You can count on They Might Be Giants; for more than a quarter century, they’ve been making smart and quirky albums.

Photo by Shervin Lainez

You can count on They Might Be Giants; for more than a quarter century, they’ve been making smart and quirky albums. Engineer/co-producer Patrick Dillett has worked with them since he was the assistant engineer on Flood (1990). Over time, the group developed a system where the Johns (Flansburgh and Linnell) make song demos in their home studios, and then bring them to Dillett to record with the rest of the band: guitarist Dan Miller, bassist Danny Weinkauf and drummer Marty Beller.

“The band will play them live multiple times, and we’ll do drum comping or other fixes as we go. These are very much band records, but the songs have been laid out first in skeletal form by John Flansburgh and John Linnell.”

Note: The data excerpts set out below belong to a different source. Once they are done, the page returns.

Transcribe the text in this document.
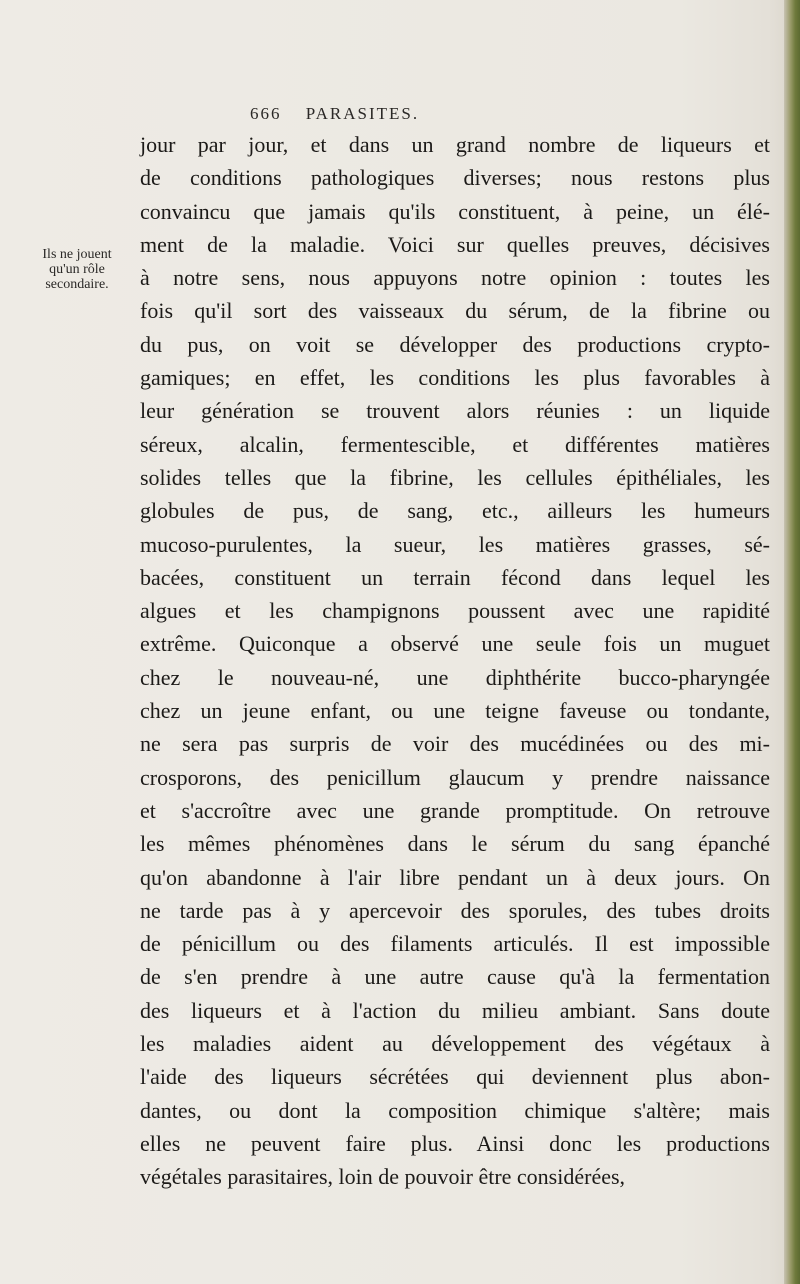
666 PARASITES.
Ils ne jouent
qu'un rôle
secondaire.
jour par jour, et dans un grand nombre de liqueurs et
de conditions pathologiques diverses; nous restons plus
convaincu que jamais qu'ils constituent, à peine, un élé-
ment de la maladie. Voici sur quelles preuves, décisives
à notre sens, nous appuyons notre opinion : toutes les
fois qu'il sort des vaisseaux du sérum, de la fibrine ou
du pus, on voit se développer des productions crypto-
gamiques; en effet, les conditions les plus favorables à
leur génération se trouvent alors réunies : un liquide
séreux, alcalin, fermentescible, et différentes matières
solides telles que la fibrine, les cellules épithéliales, les
globules de pus, de sang, etc., ailleurs les humeurs
mucoso-purulentes, la sueur, les matières grasses, sé-
bacées, constituent un terrain fécond dans lequel les
algues et les champignons poussent avec une rapidité
extrême. Quiconque a observé une seule fois un muguet
chez le nouveau-né, une diphthérite bucco-pharyngée
chez un jeune enfant, ou une teigne faveuse ou tondante,
ne sera pas surpris de voir des mucédinées ou des mi-
crosporons, des penicillum glaucum y prendre naissance
et s'accroître avec une grande promptitude. On retrouve
les mêmes phénomènes dans le sérum du sang épanché
qu'on abandonne à l'air libre pendant un à deux jours. On
ne tarde pas à y apercevoir des sporules, des tubes droits
de pénicillum ou des filaments articulés. Il est impossible
de s'en prendre à une autre cause qu'à la fermentation
des liqueurs et à l'action du milieu ambiant. Sans doute
les maladies aident au développement des végétaux à
l'aide des liqueurs sécrétées qui deviennent plus abon-
dantes, ou dont la composition chimique s'altère; mais
elles ne peuvent faire plus. Ainsi donc les productions
végétales parasitaires, loin de pouvoir être considérées,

TMBG’s latest, Nanobots, was made using this general approach: a great rock ’n’ roll band adding to, and subtracting from, the frontmen’s computer-realized song ideas. The album is amusingly varied, with more conventionally shaped songs accompanied by what Dillett calls a “song suite” of mini songs that range from 6 to 42 seconds in length. But at the core of their sound, of course, is the warm but ironic sound of the Johns’ vocals.

“I have a Neumann U 48 that sounds good on them,” Dillett says. “They both have a midrange-y vocal tone, especially when they really dig in, so it’s nice to have a warm mic and some warm limiting. I used the U 48 with a Neve Kelso pre and a Summit TLA100.”